These brave human beings were all my sisters. I never had a family, but somehow, I found kindred spirits in the darkness of my captivity. We were bound by tragedy rather than blood.
I’m the only one that knows what happened to them. The weight of responsibility is crushing me to death. I have to remember all of them, even if it kills me.
“Do you know these women?”
I look up, and the world snaps back into focus. I know these people. Hunter. Enzo. Leighton. My brain stumbles, attempting to reorientate itself.
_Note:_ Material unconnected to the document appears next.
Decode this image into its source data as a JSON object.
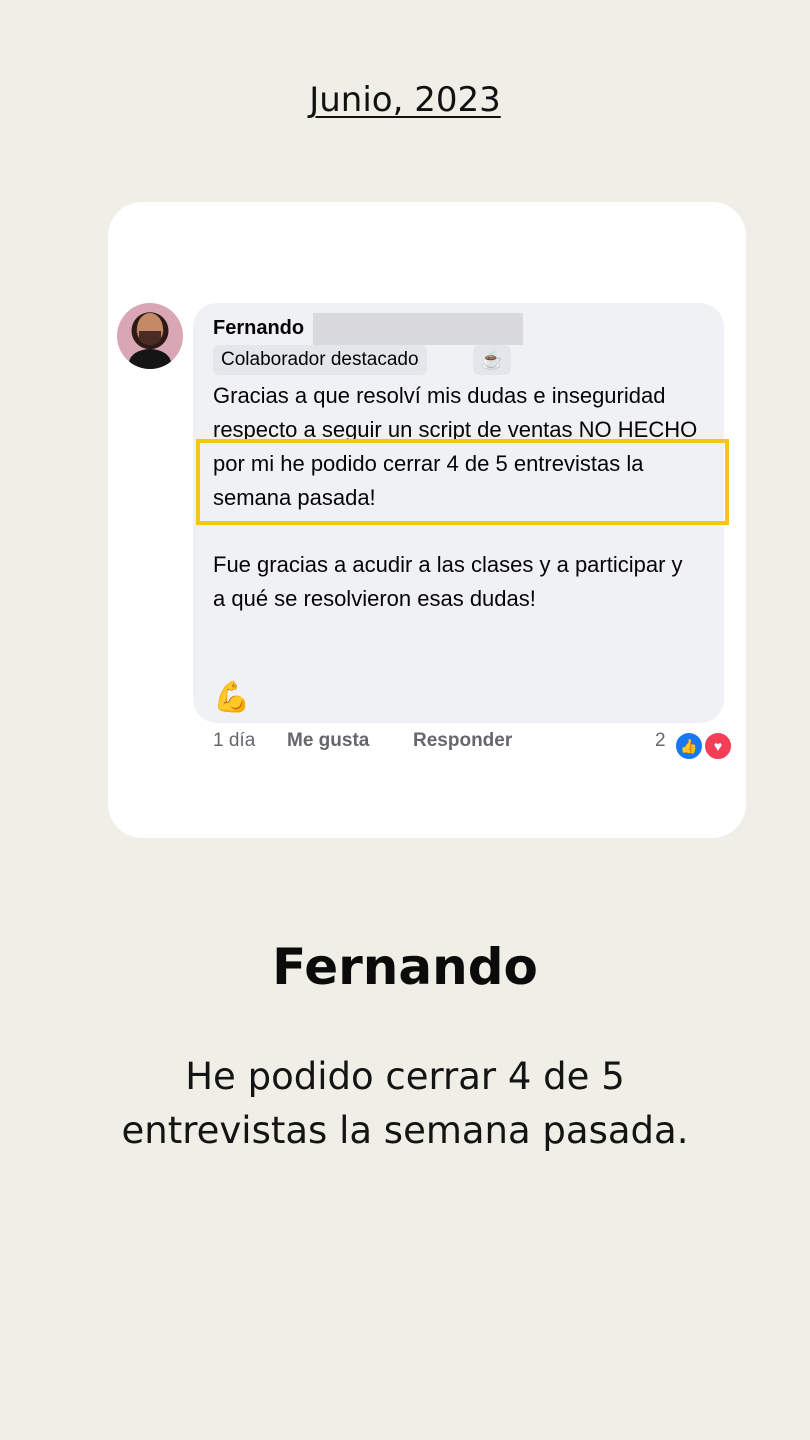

It’s excruciating, the way reality punches into me.
“Harlow?” Hunter repeats.
All I can do is nod.
“I’m sorry, but I need you to say it out loud for the record.”
I stroke my fingertips over Christie’s braid, her photograph pinned a few metres down from Tia’s. She didn’t like me much, preferring to shiver and weep alone in a curled-up ball.
I kept her company regardless, whispering whatever comfort I could. She died as silently as she lived. I hate myself for admitting that I was glad in some way. It made it easier to watch her violent death.
“Yes.”
“How?” he demands.
Turning to face them all again, I gulp hard. “There was a cage next to mine in the basement where I was kept. It was rarely empty.”
Hunter looks away, shuffling through papers on his desk with his scruff-covered jaw set in an unyielding line. Conversely, Enzo refuses to look anywhere but straight at me.
His expression is even more murderous than usual, borderline animalistic. He looks ready to tear the entire office apart with his bare hands. Seeming calmer, Leighton smooths his hair in an absent-minded fashion.
“All of them?” Hunter clarifies.
“Yes,” I make myself say. “Some of them I recognise, but I don’t remember exactly what happened. There were so many.”
Hunter and Enzo take seats on the opposite side of the table. There’s no sign of the doctor from the hospital or the mysterious Theo. I take my seat, feeling small beneath their brutal gazes.
Hunter places his phone in the middle of the table. It’s already recording, but he repeats today’s date and all of their names. I’m startled to find that it’s nearly November.
“Introduce yourself,” he orders firmly.
I clear my throat. “Harlow.”
“Surname?”
The name Michaels doesn’t fit, even if it’s the name my parents used. If I prescribe it to myself, I will be nothing more than their daughter.
Just another cruel, malicious joke from God that inflicts misery on others. I have to be more than that. If I could strip my skin off and burn it to escape them, I would.
“I don’t… ah, know. I can’t remember.”
Hunter nods, his pen poised. “Tell us everything.”
CHAPTER 13
THEO
SCAVENGERS (ACOUSTIC) - THRICE
Fingertips flying across my keyboard, I squint at the breadcrumb trail I’ve been tracking for the past week. It’s painstaking work, using a mixture of CCTV footage, private feeds and traffic cams.
I’m tracking the path of the victim to London—Harlow, I should say. She is a person, after all. I’m not great with those.